It's 2010. Computers are built into shirts, the cars are all hybrids, Palestine is on the West Bank, Eminem is doing lounge in Vegas, and you're paying off student loans with a night job serving Bubble Tea to VR-addicted Irish tourists at Borders&Noble-Ikea-Starbucks Delicatessen-R-Us.

Iraq is a prosperous democracy. After a brief war stretching through a few months of 2003, American and British forces easily crushed its demoralized and ill-funded military (Saddam escaped to a Kenyan villa the night before his regime finally collapsed), and the transition government, after rebuilding what needed to be rebuilt, gave way to general elections two years later. Dubya scratched out the red crayon covering the country on his map, and rescribbled a nice big swath of green.

With its vast oil reserves and secular Muslim traditions, Iraq quickly became a beacon for political refugees throughout the region, and now that the U.S. had no obligation to Saudi Arabian oil, it could place greater pressure on the dictatorship to reform - indeed, the U.S.-Iraqi partnership had the effect of prodding regional religious governments in a direction they've never been prodded before: not toward Islamofascism or soulless consumption, but toward an utterly new, peculiarly Middle Eastern blend of liberal democracy. Now that there was a clear, tangible Third Way, it was only a matter of time before Iraq's neighbors followed suit.

Okay, back to reality.

Regardless of the eventual benefits, theoretical or not, there are a few quite certain costs war will bring:

First, people will die. Lots of people, far more than perished in the 9/11 attacks - jingoists and peaceful dissidents, loyal commanders and draftees with soiled pants, doctors, lawyers, scientists, merchants, farmers, parents, and children. And that's just on the Iraqi side - lots of Americans will die in protracted urban battles; in all likelihood, people you know will be killed. We tend to forget that war is hell, and this war will be particularly hellish because Iraq cannot fail to have learned the lesson of our 1991 invasion: stay out of the open spaces, do whatever is necessary to prevent the Americans from simply demolishing tanks from afar. Time and again, the talking heads have prophesied: this will be a war fought soldier-to-soldier in the streets of Karbala and Baghdad.

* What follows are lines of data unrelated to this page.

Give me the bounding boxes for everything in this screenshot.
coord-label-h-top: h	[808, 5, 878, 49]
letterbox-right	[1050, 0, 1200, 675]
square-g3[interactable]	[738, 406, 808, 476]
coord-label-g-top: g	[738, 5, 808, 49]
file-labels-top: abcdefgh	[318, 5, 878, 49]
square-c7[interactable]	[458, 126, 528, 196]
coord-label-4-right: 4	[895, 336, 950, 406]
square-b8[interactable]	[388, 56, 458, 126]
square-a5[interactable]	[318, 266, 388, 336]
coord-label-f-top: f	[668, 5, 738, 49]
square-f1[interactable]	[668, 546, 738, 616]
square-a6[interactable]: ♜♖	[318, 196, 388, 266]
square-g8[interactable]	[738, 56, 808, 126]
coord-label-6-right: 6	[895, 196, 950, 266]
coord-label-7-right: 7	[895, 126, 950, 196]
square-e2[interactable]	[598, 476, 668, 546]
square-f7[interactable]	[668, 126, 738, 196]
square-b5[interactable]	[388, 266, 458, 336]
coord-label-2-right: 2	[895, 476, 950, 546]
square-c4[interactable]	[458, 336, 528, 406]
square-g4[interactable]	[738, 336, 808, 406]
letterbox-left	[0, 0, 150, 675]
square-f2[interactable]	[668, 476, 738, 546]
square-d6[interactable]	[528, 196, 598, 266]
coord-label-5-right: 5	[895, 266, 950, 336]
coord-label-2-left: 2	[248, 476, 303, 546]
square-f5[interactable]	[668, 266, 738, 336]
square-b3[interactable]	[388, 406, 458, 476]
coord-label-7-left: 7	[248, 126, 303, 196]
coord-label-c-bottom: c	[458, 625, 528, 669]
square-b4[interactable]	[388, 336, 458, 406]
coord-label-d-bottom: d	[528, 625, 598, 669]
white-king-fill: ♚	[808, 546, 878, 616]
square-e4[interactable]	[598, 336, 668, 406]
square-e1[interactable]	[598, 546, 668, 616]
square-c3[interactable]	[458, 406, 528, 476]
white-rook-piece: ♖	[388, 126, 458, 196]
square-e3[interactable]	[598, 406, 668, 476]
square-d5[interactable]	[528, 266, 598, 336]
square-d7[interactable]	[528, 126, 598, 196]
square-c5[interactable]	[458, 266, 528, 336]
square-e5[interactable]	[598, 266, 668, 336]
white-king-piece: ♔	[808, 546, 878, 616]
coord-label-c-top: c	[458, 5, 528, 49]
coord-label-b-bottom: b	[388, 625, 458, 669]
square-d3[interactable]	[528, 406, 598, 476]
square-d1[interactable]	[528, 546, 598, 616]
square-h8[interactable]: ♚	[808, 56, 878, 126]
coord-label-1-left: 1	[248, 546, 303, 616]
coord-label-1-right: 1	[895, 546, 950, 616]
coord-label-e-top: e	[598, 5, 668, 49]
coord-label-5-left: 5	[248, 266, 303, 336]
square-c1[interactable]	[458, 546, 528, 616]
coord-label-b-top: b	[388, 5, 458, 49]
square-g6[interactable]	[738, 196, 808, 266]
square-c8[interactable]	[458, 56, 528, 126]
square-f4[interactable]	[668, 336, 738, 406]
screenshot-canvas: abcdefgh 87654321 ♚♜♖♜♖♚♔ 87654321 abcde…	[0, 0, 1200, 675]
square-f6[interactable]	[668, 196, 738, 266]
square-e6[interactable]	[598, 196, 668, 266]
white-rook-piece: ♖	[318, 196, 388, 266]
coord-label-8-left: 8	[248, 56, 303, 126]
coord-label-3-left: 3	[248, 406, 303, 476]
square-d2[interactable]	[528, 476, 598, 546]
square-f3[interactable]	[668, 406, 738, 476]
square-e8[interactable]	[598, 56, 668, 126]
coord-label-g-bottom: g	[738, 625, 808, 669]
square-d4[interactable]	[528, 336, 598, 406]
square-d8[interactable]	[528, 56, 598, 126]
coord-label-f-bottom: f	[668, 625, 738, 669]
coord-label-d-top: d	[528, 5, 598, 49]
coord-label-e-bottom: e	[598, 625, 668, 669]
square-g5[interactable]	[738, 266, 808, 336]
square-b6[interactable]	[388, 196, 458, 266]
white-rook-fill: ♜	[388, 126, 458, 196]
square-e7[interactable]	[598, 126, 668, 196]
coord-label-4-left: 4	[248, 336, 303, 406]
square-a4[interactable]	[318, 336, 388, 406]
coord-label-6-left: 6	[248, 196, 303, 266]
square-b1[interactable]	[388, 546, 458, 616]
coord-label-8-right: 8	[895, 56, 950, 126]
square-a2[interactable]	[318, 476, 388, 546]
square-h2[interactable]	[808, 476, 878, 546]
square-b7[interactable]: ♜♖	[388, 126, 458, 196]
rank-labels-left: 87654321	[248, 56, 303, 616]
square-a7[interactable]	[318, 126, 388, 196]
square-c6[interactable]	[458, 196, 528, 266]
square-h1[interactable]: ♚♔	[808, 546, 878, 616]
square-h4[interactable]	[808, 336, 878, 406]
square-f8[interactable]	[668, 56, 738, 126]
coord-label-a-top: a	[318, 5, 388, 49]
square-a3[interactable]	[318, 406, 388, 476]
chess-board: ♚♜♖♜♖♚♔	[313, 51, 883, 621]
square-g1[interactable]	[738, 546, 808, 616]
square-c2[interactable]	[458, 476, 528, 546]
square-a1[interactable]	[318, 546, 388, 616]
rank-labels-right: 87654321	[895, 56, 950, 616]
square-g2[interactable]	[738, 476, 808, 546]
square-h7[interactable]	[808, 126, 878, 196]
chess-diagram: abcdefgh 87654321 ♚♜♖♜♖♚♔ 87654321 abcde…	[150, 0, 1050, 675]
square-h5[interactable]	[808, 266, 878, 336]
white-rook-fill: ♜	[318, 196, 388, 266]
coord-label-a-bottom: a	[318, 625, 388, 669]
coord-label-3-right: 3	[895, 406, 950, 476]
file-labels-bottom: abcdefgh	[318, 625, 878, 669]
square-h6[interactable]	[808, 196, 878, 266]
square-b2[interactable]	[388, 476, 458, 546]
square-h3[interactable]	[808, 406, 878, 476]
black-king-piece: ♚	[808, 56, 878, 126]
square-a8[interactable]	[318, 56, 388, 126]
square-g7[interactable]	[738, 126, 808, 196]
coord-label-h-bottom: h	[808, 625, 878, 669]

Second, it will be expensive as hell, and the U.S. will be footing the whole bill - as much as $200 billion, more than 25 times what the first Gulf War cost us and close to ten percent of the federal budget. That extra spending will come at a time when we're already deeply in deficit, and the money will be taken from taxes, from hospitals, and, of course, from schools. Expect greater tuition hikes than any we've seen in the past few years.

And this is if everything goes right (when was the last time that happened in a federal project?). The fact of that matter is that the very thing that could make invading Iraq so profitable (in economic and human terms) also makes it terribly risky: the entire middle east is entangled in a delicate balance, and war will upset that balance. What if Saddam Hussein, cornered, with no possible way of preserving his power (and therefore no diplomatic constraints on anything he does) unleashes weapons of mass destruction on American troops or Israeli civilians? What if the Iraqi civilian casualties are especially heavy? The suffering will be broadcast on satellite TV for the world to watch; what if anti-American sentiment, already virulent across the Muslim world (and upspiking sharply with each mildly unpopular international incident) crosses a threshold, what if angry mobs force U.S.-allied middle eastern governments to maintain their credibility the only way they know how: by retreating further into reactionary fundamentalism? Worse, what if the mobs overthrow a government, as they overthrew the Iranian Shah - specifically, what if they overthrow the newly appointed government of Pakistan, and that nation's nuclear arsenal falls into terrorist hands?

In Jurassic Park, the mathematician explains chaos theory to the female lead with two droplet of water that he lets fall onto the arched back of his hand. The first rolls down his fingers; the second slides backward, towards his wrist.

"But they started in the same place!" she exclaims.

"Exactly." Michael Chrichton writes some nice, glib dialogue, but this is reality. If the war in Iraq runs one way, the world will be a better place; if it runs the other, we're screwed. It is a gamble not lightly made.